Cet organisme privé, chargé d’une mission de service public, a vocation à représenter l’Ordre des Experts Comptables. Il se compose de 66 élus experts comptables, bénévoles, et de 130 salariés permanents que je dirige dans le cadre des directives que me fixe le président. Je suis chargé de la préparation et de l’exécution des décisions des 66 élus. A ce titre, je soumets des propositions d’actions, j’interviens dans les différentes instances délibératives, avec voix consultative, je coordonne la préparation des projets de budget, des comptes annuels, et de notre congrès annuel de la profession auquel participent 4 000 experts comptables, je suis gérant des nos deux revues mensuelles et de la société d’édition qui publie une dizaine d’ouvrages par an. Nos activités sont de deux types, nous avons d’une part des missions régaliennes : contrôle du respect de la déontologie, gestion du tableau des experts-comptables, de formation professionnelle et d’autre part des activités de vente de produits et de services que nous proposons en concurrence avec le marché : édition, hot line juridique, congrès, revues mensuelles, portail de télédéclaration « jedeclare.com ».

Quelle perception avezvous du rôle de secrétaire général ? Quel en est l’intérêt principal ? Quelles qualités requiert-il ?

J’ai avant tout un rôle d’animation et de management d’une équipe de 130 personnes que je dois coordonner et organiser. Hormis mon rôle de patron opérationnel, j’ai un rôle d’accompagnement de la mission dévolue aux élus de représentation, de porte parole, de lobbying de la profession, à l’égard de la sphère publique et professionnelle, au niveau national et international. J’ai également un rôle de conduite des projets décidés par les élus, au profit des 19 000 experts-comptables, comme l’organisation annuelle du congrès, les grands projets numériques et de télé-déclarations et le développement des nouveaux marchés, comme celui des particuliers. Ce qui rend ce métier passionnant, c’est sa grande diversité, le métier d’expert comptable est au coeur de l’économie, avec près de 2 millions d’entreprises qui ont un expert comptable. L’expertise-comptable est un métier dynamique, où les professionnels, généralement amoureux de leur métier, se caractérisent par une très grande droiture, une déontologie forte, ce qui rend la profession attachante. Pour moi qui viens du monde public, il est intéressant de retrouver ici cette idée d’éthique professionnelle au service de l’intérêt général. Les qualités qui me sont demandés dans ce métier de secrétaire général sont, outre le management, l’écoute, la capacité à prendre des décisions. Il faut aussi un grand sens du dialogue, du compromis et de la conciliation et un certain sens de la diplomatie. Ma fonction requiert également un niveau d’expertise assez élevé car les pouvoirs publics, qui font souvent appel à nous pour avis, attendent de nous que nous soyonsles meilleurs connaisseurs de la mise en oeuvre par les entreprises des dispositions légales en matière sociale et fiscale.

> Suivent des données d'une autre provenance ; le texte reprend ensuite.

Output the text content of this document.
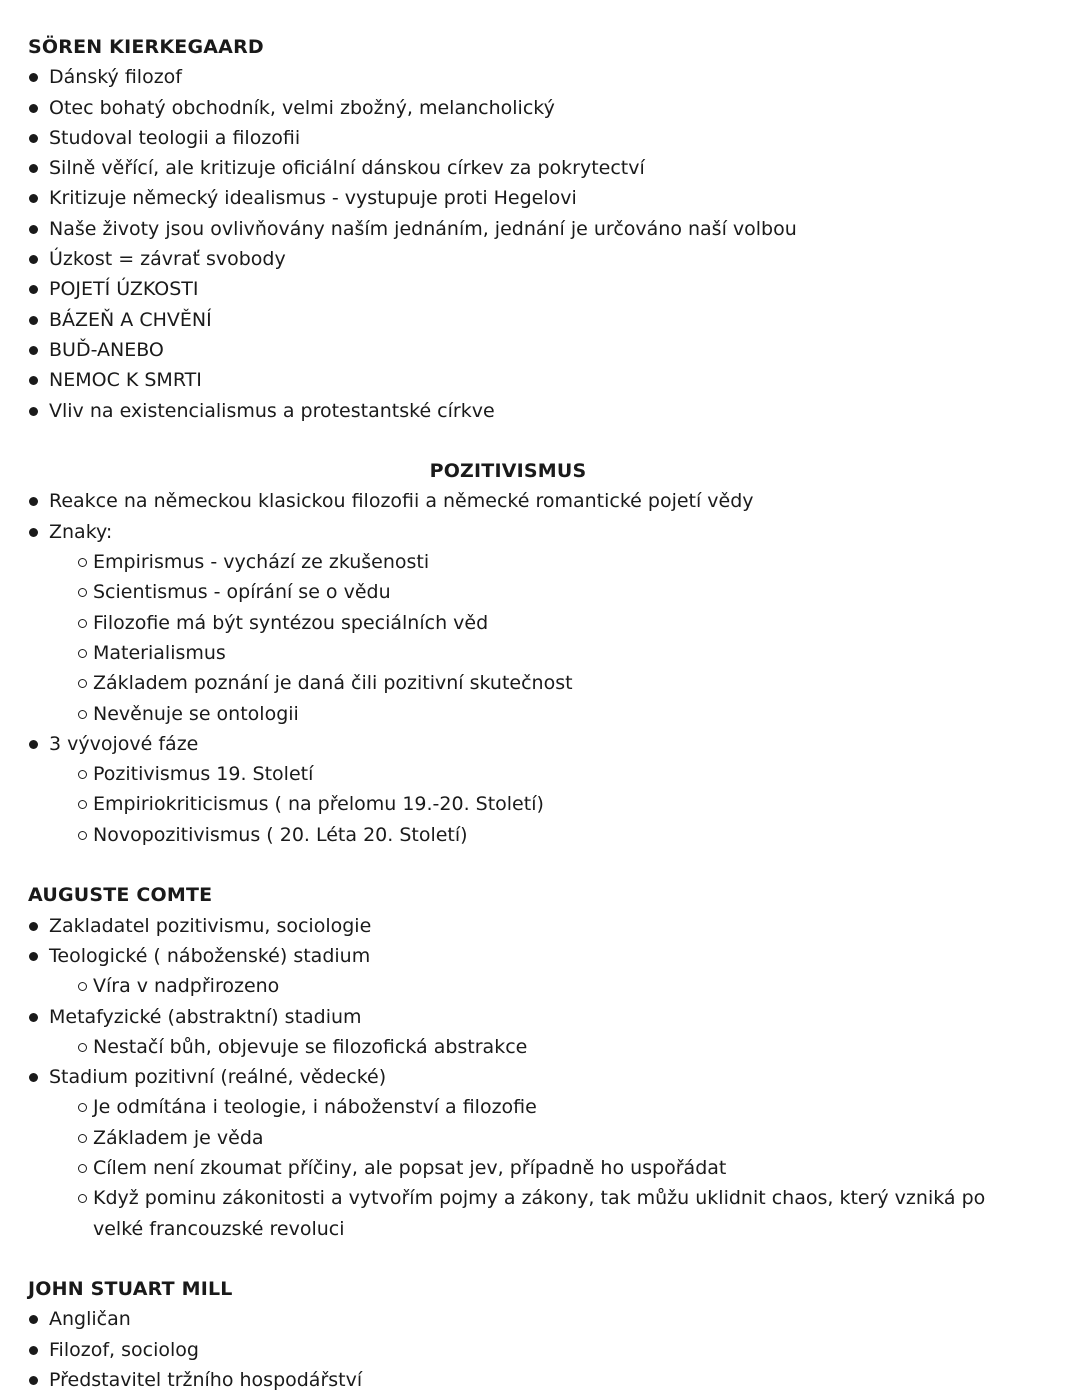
SÖREN KIERKEGAARD
Dánský filozof
Otec bohatý obchodník, velmi zbožný, melancholický
Studoval teologii a filozofii
Silně věřící, ale kritizuje oficiální dánskou církev za pokrytectví
Kritizuje německý idealismus - vystupuje proti Hegelovi
Naše životy jsou ovlivňovány naším jednáním, jednání je určováno naší volbou
Úzkost = závrať svobody
POJETÍ ÚZKOSTI
BÁZEŇ A CHVĚNÍ
BUĎ-ANEBO
NEMOC K SMRTI
Vliv na existencialismus a protestantské církve
POZITIVISMUS
Reakce na německou klasickou filozofii a německé romantické pojetí vědy
Znaky:
Empirismus - vychází ze zkušenosti
Scientismus - opírání se o vědu
Filozofie má být syntézou speciálních věd
Materialismus
Základem poznání je daná čili pozitivní skutečnost
Nevěnuje se ontologii
3 vývojové fáze
Pozitivismus 19. Století
Empiriokriticismus ( na přelomu 19.-20. Století)
Novopozitivismus ( 20. Léta 20. Století)
AUGUSTE COMTE
Zakladatel pozitivismu, sociologie
Teologické ( náboženské) stadium
Víra v nadpřirozeno
Metafyzické (abstraktní) stadium
Nestačí bůh, objevuje se filozofická abstrakce
Stadium pozitivní (reálné, vědecké)
Je odmítána i teologie, i náboženství a filozofie
Základem je věda
Cílem není zkoumat příčiny, ale popsat jev, případně ho uspořádat
Když pominu zákonitosti a vytvořím pojmy a zákony, tak můžu uklidnit chaos, který vzniká po
velké francouzské revoluci
JOHN STUART MILL
Angličan
Filozof, sociolog
Představitel tržního hospodářství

Quels types de profils recrutez-vous ?

Essentiellement des experts comptables et des juristes, jeunes diplômés ou personnes expérimentées. Nous essayons d’avoir une vraie diversité et privilégions les qualités rédactionnelles, la capacité à comprendre les enjeux de politique professionnelle et de management, et l’expertise technique. Les jeunes que nous recrutons, comme partout aujourd’hui, devront posséder un métier, une vraie compétence pour répondre à un besoin d’un marché tout en étant capables de prendre de la hauteur de vue et d’évoluer dans le temps.